Winifred’s starting her sophomore year of high school without her two best friends – who’ve moved to a new school – and she needs to adjust to being on her own… although this doesn’t last long. She meets Oscar and April, two students in an art class, and the bond over the things they have in common, most important of which is the fact that they don’t quite fit in with everyone else. But all three of them have secrets and even though her new friends begin to confide in her, Winifred is hesitant to share hers.

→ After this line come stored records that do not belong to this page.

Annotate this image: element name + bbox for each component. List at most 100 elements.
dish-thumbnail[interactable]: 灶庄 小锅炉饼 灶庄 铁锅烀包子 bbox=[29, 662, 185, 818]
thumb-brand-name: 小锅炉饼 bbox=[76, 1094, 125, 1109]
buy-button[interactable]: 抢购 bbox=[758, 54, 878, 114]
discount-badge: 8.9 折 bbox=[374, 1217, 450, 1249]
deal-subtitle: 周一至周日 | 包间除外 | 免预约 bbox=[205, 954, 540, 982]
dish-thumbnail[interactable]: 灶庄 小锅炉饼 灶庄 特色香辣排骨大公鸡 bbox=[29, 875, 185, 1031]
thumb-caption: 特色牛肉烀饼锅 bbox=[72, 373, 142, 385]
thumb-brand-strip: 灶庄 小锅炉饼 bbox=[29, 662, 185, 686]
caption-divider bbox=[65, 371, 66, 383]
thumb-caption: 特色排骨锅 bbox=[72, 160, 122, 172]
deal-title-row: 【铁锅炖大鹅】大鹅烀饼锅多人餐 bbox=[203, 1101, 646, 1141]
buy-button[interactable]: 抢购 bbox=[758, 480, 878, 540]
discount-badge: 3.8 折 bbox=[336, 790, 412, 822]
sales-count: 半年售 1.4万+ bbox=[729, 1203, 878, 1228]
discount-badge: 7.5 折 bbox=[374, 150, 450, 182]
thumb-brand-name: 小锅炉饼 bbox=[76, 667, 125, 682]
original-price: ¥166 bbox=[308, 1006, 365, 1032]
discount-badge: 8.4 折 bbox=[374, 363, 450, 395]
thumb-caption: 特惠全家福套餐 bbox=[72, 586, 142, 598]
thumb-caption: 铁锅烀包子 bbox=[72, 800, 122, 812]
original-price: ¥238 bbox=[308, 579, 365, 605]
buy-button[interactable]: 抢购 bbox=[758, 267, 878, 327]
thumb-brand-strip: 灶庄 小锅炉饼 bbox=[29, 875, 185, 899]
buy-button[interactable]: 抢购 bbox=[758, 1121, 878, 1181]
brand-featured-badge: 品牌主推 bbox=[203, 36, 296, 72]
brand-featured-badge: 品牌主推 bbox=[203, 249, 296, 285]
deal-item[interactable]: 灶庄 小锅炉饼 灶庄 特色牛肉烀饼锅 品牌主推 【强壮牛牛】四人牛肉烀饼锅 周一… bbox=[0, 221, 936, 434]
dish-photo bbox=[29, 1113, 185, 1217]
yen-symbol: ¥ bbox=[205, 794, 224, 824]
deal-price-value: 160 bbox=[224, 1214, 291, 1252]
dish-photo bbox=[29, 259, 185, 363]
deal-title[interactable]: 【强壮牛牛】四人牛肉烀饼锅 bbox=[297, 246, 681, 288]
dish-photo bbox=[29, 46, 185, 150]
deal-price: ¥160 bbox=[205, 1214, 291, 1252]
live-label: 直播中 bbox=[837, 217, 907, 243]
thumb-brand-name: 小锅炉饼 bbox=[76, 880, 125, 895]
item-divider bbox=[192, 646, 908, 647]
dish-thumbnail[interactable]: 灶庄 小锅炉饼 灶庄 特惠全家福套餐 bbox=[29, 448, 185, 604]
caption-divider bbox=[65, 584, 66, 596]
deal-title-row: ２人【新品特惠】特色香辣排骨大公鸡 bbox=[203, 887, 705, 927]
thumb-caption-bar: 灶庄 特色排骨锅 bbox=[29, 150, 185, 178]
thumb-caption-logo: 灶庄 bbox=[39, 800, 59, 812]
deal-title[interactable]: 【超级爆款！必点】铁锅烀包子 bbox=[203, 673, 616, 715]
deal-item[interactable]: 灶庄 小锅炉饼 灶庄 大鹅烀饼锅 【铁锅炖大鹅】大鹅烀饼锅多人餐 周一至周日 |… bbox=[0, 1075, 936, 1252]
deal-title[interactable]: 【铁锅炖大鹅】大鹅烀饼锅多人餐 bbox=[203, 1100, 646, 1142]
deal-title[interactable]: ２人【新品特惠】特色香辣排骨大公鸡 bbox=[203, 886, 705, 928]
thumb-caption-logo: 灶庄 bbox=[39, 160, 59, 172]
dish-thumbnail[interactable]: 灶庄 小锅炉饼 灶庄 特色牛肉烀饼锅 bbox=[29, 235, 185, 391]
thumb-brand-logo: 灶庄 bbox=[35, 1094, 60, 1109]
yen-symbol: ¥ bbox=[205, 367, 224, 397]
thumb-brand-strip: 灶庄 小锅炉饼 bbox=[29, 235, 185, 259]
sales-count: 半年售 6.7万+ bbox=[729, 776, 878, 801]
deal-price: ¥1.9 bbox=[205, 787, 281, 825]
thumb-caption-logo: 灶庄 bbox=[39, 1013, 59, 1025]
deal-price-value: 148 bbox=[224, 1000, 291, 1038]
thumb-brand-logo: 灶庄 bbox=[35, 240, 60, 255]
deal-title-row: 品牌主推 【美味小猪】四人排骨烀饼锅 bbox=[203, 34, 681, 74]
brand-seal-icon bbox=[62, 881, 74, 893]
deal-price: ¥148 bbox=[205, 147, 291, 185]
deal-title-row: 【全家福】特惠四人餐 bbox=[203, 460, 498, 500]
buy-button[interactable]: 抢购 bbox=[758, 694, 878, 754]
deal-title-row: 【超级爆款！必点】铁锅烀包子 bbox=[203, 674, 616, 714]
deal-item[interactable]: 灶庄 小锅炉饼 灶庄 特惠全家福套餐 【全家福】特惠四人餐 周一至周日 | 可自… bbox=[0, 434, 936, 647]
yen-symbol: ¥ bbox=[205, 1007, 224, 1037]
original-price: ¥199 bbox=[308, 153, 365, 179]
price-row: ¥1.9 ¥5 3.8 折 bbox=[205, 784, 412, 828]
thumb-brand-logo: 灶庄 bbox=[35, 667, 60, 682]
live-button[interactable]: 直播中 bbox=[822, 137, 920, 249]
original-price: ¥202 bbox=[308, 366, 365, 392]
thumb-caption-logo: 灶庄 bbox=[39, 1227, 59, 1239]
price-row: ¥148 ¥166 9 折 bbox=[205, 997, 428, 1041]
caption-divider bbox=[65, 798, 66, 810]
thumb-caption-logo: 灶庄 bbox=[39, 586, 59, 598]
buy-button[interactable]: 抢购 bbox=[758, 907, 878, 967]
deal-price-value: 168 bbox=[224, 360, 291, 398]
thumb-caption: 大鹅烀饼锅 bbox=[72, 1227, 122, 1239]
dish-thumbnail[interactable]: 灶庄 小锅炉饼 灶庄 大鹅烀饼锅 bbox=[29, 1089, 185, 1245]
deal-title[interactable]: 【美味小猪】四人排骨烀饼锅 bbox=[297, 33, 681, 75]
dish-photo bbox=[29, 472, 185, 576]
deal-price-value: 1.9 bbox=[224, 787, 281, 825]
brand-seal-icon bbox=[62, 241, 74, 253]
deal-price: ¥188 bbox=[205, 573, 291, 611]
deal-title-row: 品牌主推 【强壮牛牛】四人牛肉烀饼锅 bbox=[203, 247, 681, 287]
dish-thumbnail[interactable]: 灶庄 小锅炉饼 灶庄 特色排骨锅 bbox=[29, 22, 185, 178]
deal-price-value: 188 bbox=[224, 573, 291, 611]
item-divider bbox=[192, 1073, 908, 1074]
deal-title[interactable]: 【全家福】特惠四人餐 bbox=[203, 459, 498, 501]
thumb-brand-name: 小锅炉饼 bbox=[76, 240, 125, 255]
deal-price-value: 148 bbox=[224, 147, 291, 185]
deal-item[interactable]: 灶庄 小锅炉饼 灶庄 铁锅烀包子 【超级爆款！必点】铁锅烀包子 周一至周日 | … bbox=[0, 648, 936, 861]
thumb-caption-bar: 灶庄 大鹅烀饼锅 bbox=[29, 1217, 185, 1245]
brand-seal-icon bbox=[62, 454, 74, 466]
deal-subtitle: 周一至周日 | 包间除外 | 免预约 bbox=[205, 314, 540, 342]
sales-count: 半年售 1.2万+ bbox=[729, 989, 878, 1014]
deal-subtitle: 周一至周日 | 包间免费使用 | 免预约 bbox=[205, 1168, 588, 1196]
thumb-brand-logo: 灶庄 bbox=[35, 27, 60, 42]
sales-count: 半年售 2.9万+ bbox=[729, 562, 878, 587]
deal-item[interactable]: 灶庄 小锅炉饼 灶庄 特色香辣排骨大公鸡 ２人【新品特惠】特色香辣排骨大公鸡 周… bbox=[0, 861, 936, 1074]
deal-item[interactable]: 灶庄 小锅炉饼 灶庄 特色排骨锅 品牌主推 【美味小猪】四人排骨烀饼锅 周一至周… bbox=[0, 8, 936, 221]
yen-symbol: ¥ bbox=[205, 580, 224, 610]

This is a very powerful coming of age story that the author notes is based on some of their own experiences. It’s a very relatable story of feeling like you don’t fit in, trying to find peers that you relate to and growing up. The characters are all very relatable, and there’s a nuance to the way their friendship flows and ebbs throughout the story. No single character is perfect – their flaws, imperfections and character growth shines through the whole book.
Winifred is a plus-size, queer artist who is beginning to find herself in her artwork, and she’s assisted in producing a zine alongside her newfound friends Oscar and April. Her choices throughout the book don’t always lead her to her expected outcomes, and while not everything is easy, she works her way through them to the end of the story. So while the story is often sombre, there are moments of brightness that lend it some positivity.
The artwork in this graphic novel is beautiful and the emotions come through in the character art. I loved the addition of the comic within a comic and Winifred and Oscar co-create a zine, with the extra storyline adding to the main narrative.
I love that there is a strong emphasis on art being an outlet for people and for adults seeing that need and advocating for students in this story as well.